Quant au Saint-Esprit, il ne sied pas de le passer-sous silence, bien qu’il ne devrait pas être nécessaire d’aborder ce sujet. Mais comme beaucoup l’ignorent, il est impossible de n’en rien dire. Et pourtant, il ne devrait pas être indispensable d’en parler, puisque si notre foi le reconnaît, c’est sous la garantie du Père et du Fils ! A mon sens, on ne devrait même pas traiter de son existence : il existe, c’est un fait, il est donné, reçu, possédé. Lié au Père et au Fils dans notre profession de foi, il ne saurait en être séparé lorsque nous reconnaissons le Père et le Fils. Car celui qui est tout, serait imparfait s’il lui manquait quelque chose.
Si quelqu’un nous demande ce que nous voulons dire par là, allons lire ensemble ces textes de l’Apôtre : « Comme preuve que vous êtes fils de Dieu, Dieu a envoyé dans nos cœurs l’Esprit de son Fils qui crie : Abba ! Père ! » (Galates 4.6). Et encore : « N’attristez pas le Saint-Esprit de Dieu qui vous a marqués de son sceau » (Éphésiens 4.30). Et ailleurs : « Pour nous, nous n’avons pas reçu l’esprit du monde, mais l’Esprit qui vient de Dieu, afin de connaître les dons que Dieu nous a faits (1 Corinthiens 2.12). Et aussi : « Pour vous, vous ne vivez pas dans la chair, mais dans l’Esprit, si du moins l’Esprit de Dieu habite en vous. Qui n’a pas l’Esprit du Christ ne lui appartient pas » (Romains 8.9). Et plus loin : « Et si l’Esprit de Celui qui a ressuscité Jésus d’entre les morts, habite en vous, Celui qui a ressuscité le Christ d’entre les morts, rendra aussi la vie à vos corps mortels, par son Esprit qui habite en vous » (Romains 8.11).
Voilà qui nous le montre : l’Esprit existe, il est donné, il est possédé, il est de Dieu ! Que cessent donc les attaques des impies ! Ils nous demandent : Par qui est-il ? Pourquoi existe-t-il ? Quelle est sa nature ? Nous répondons : Il est de celui par qui tout existe, et de celui de qui tout vient[13] ; et parce qu’il est l’Esprit de Dieu, il est octroyé aux fidèles. Si notre réponse leur déplaît, les Apôtres et les Prophètes leur déplaisent aussi, eux qui ont parlé de l’Esprit exactement comme nous le faisons ! Et s’ils se scandalisent de cela, ils se scandaliseront aussi du Père, comme du Fils !
[13] Celui par qui tout existe : le Fils.
Celui de qui tout vient : le Père. Cf. 1 Corinthiens 8.6.

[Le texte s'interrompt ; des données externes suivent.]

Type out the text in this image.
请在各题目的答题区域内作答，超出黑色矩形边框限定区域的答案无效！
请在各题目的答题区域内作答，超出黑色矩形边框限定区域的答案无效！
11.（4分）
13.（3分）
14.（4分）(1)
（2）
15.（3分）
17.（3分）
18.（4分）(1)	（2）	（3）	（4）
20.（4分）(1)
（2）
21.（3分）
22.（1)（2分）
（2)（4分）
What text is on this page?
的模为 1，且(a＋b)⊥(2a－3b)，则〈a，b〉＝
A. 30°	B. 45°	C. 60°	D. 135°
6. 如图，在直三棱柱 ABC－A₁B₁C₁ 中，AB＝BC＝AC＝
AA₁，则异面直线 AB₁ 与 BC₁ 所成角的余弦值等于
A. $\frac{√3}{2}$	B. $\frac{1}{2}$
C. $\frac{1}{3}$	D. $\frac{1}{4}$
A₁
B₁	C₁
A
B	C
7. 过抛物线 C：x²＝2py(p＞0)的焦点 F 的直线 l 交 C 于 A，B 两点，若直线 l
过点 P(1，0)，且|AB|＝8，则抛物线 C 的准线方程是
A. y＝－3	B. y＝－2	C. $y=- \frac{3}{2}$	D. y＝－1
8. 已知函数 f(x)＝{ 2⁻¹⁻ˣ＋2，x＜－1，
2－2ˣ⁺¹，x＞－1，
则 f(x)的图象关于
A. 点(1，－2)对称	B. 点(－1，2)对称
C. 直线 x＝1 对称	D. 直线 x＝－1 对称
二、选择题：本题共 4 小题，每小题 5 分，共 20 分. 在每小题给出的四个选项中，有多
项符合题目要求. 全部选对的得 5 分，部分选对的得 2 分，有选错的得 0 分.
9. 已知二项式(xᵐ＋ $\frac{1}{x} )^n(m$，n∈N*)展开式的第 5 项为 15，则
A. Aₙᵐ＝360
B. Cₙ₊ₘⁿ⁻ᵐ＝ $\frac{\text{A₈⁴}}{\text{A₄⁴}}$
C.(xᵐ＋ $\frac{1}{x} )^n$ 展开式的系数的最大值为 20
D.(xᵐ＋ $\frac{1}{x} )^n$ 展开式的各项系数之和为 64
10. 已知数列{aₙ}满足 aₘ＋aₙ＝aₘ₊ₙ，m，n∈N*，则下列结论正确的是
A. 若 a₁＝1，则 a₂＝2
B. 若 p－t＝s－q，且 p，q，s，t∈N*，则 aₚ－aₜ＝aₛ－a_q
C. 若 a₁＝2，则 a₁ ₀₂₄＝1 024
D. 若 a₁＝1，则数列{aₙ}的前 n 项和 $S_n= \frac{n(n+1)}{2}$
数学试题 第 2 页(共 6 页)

Or j’en ai l’impression, certains ne savent pas trop quoi penser et restent perplexes, en voyant le troisième nom, celui du Saint-Esprit, fréquemment employé pour désigner le Père et le Fils. Il n’y a pas à s’en étonner, car le Père, comme le Fils, sont Esprit et Saint.
Mais ce texte de l’Evangile : « Dieu est Esprit » (Jn 4,24), doit être examiné avec soin, si l’on veut en dégager le sens et la raison d’être. Car toute parole de l’Ecriture a une cause qui la justifie et une raison d’être que l’on doit découvrir en étudiant le sens des mots. Cette réponse du Seigneur : « Dieu est Esprit », ne doit pas nous conduire à nier le nom du Saint-Esprit, le don qui nous en est fait, et le profit qu’il nous apporte.
Cette parole s’adressait à la Samaritaine : l’heure de la rédemption de toute l’humanité était venue. L’entretien avait commencé par l’annonce de l’eau vive, la révélation faite à la femme qu’elle avait eu cinq maris, et que celui qu’elle avait n’était pas son époux légitime ; celle-ci réplique : « Seigneur, je vois que tu es un prophète. Nos pères ont adoré sur cette montagne, et vous, vous dites que c’est Jérusalem, le lieu où il faut adorer. » Le Seigneur lui répond : « Femme, crois-moi, l’heure vient où ce ne sera ni sur cette montagne, ni à Jérusalem que vous adorerez le Père. Vous adorez ce que vous ne connaissez pas ; nous, nous adorons ce que nous connaissons, car le salut vient des Juifs. Mais l’heure approche, et nous y sommes, où les vrais adorateurs adoreront le Père en Esprit et en vérité ; ce sont de tels adorateurs que veut le Père. Car Dieu est Esprit, et ceux qui l’adorent doivent l’adorer en Esprit et en Vérité, puisque Dieu est Esprit » (Jean 4.19-24).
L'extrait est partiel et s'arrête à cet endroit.